A strength of this study was the collection and analysis of visual field MD data. Large population-based studies in treated patients with glaucoma have demonstrated worsening of the visual field over time, as assessed by the mean change in the visual field MD, with reported progression rates generally ranging from − 0.32 dB/year [37] to − 0.8 dB/year [38]. Given these expected visual field progression rates, even with the current medical and surgical methods to treat glaucoma, the cumulative incidence of blindness in at least one eye among patients diagnosed with glaucoma and visual field loss was 26.5% after 10 years [39], which is unacceptable when life expectancies are increasing and patients are living longer with glaucoma [40]. The timolol group in our studies progressed − 0.97 dB in the first 12 months, in the range of what is expected from other studies [41]. In contrast, the mean change in visual field MD from baseline over 1 year was − 0.08 dB for patients using the commercialized dose strength (10 µg) of the bimatoprost implant in the treatment regimen used in this study, demonstrating stability of the visual field over time compared with timolol (Fig. 7).

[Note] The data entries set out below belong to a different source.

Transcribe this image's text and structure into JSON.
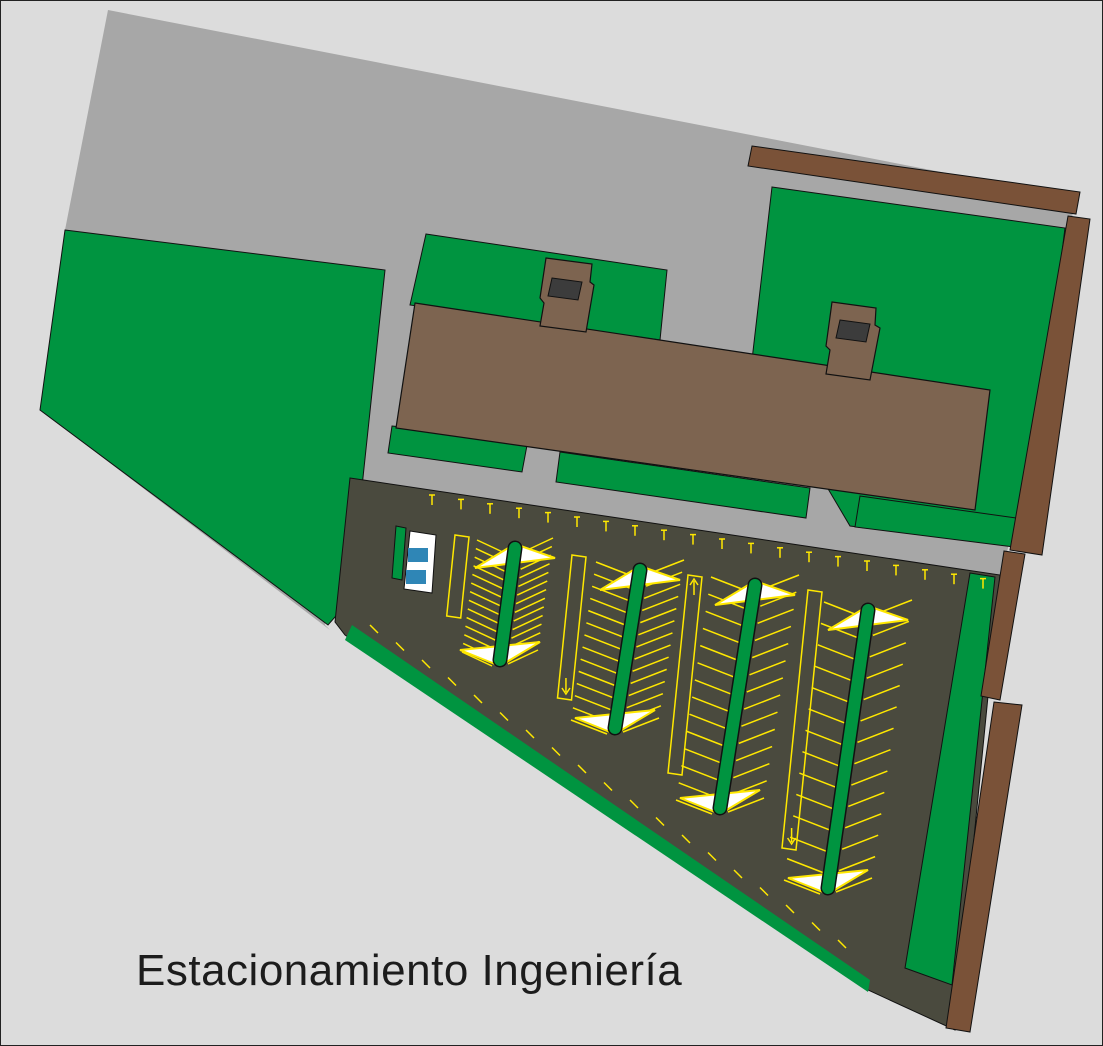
{
  "caption": "Estacionamiento Ingeniería",
  "colors": {
    "background": "#dcdcdc",
    "road": "#a7a7a7",
    "grass": "#009440",
    "building": "#7d6450",
    "wall": "#7a5238",
    "asphalt": "#4a4a3e",
    "marking": "#ffe800",
    "hatch": "#ffffff",
    "accessible": "#2f86b6",
    "outline": "#111111"
  },
  "legend_items": [
    {
      "name": "road",
      "color_key": "road"
    },
    {
      "name": "green-area",
      "color_key": "grass"
    },
    {
      "name": "building",
      "color_key": "building"
    },
    {
      "name": "perimeter-wall",
      "color_key": "wall"
    },
    {
      "name": "parking-lot",
      "color_key": "asphalt"
    }
  ],
  "icons": [
    "accessible-parking-icon",
    "arrow-up-icon",
    "arrow-down-icon"
  ]
}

Small changes in the visual field MD in patients with early glaucoma correspond to a significant loss of neural tissue, and patients with a mean MD of − 2 dB, as seen at baseline in this study, have already lost ~ 30% of their retinal ganglion cells (RGCs) [42]. Based on the relationship between the MD and number of RGCs reported by Medeiros et al. [42], the difference of ~ 0.8 dB in change from baseline MD at month 20 between the 10 µg implant-treated and timolol-treated eyes, which may appear small, corresponds to the preservation of an estimated 50,000 RGCs (~ 7%) with bimatoprost implant treatment compared with topical timolol treatment. These results suggest that with the treatment regimen used in this study, the bimatoprost implant has the potential to preserve more RGCs and improve visual field preservation over time in patients with early glaucoma.

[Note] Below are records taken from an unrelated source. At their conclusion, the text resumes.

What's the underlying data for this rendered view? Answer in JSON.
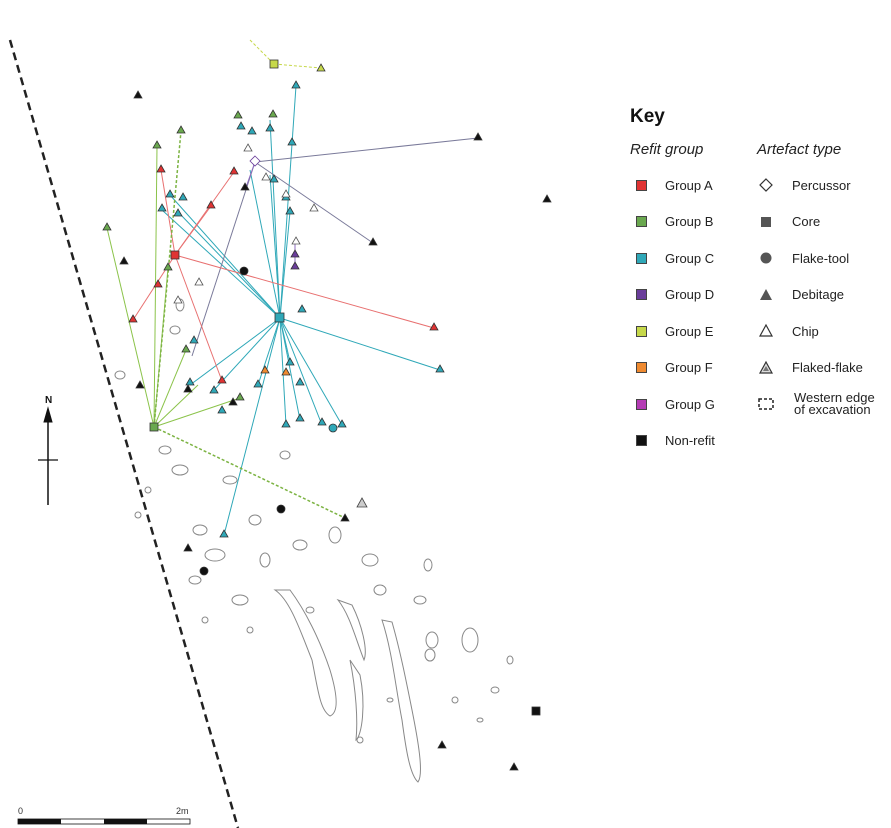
{
  "key": {
    "title": "Key",
    "refit_heading": "Refit group",
    "type_heading": "Artefact type",
    "groups": [
      {
        "label": "Group A",
        "color": "#e03333"
      },
      {
        "label": "Group B",
        "color": "#6aa84f"
      },
      {
        "label": "Group C",
        "color": "#2fa8b8"
      },
      {
        "label": "Group D",
        "color": "#6a3d9a"
      },
      {
        "label": "Group E",
        "color": "#c6d84a"
      },
      {
        "label": "Group F",
        "color": "#ef8a30"
      },
      {
        "label": "Group G",
        "color": "#b43cb4"
      },
      {
        "label": "Non-refit",
        "color": "#111111"
      }
    ],
    "types": [
      {
        "label": "Percussor",
        "icon": "diamond-outline"
      },
      {
        "label": "Core",
        "icon": "square-filled"
      },
      {
        "label": "Flake-tool",
        "icon": "circle-filled"
      },
      {
        "label": "Debitage",
        "icon": "triangle-filled"
      },
      {
        "label": "Chip",
        "icon": "triangle-outline"
      },
      {
        "label": "Flaked-flake",
        "icon": "triangle-hatched"
      },
      {
        "label": "Western edge\nof excavation",
        "icon": "dashed-box"
      }
    ]
  },
  "north_label": "N",
  "scale": {
    "start": "0",
    "end": "2m"
  },
  "colors": {
    "outline": "#888888",
    "edge": "#222222"
  }
}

The reformulation of bimatoprost into a sustained-release implant has provided a novel, drop-free, drug-delivery option for glaucoma therapy. The implant addresses many barriers to adherence to topical therapy, and the continuous drug release from the implant may potentially provide more stable 24/7 IOP control, leading to better preservation of the visual field. In many patients, intracameral delivery of bimatoprost with the implant may reduce the burden of treatment by providing long-term, sustained IOP control.

In summary, the efficacy and safety profiles of bimatoprost implant that were demonstrated in this study replicated those in the ARTEMIS 1 study, demonstrating that the results are robust. The implant effectively lowered IOP, and in many patients the IOP control provided by the implant persisted beyond the expected duration of intraocular drug bioavailability. The incidence of corneal TEAEs of interest was higher in the bimatoprost implant groups than in the timolol group. The study used a fixed dosing regimen of three administrations at 16-week intervals, and with this dosing regimen, the smaller 10 µg implant had a better safety profile and benefit-risk ratio than the 15 µg implant. The results suggest a potential for bimatoprost implant treatment to reduce the progression of visual field loss. Ongoing studies are evaluating 24-h IOP control with the bimatoprost implant and the effects of the implant on the visual field. Studies are also in progress to understand ideal treatment intervals, given the unexpectedly long duration of action of the implant.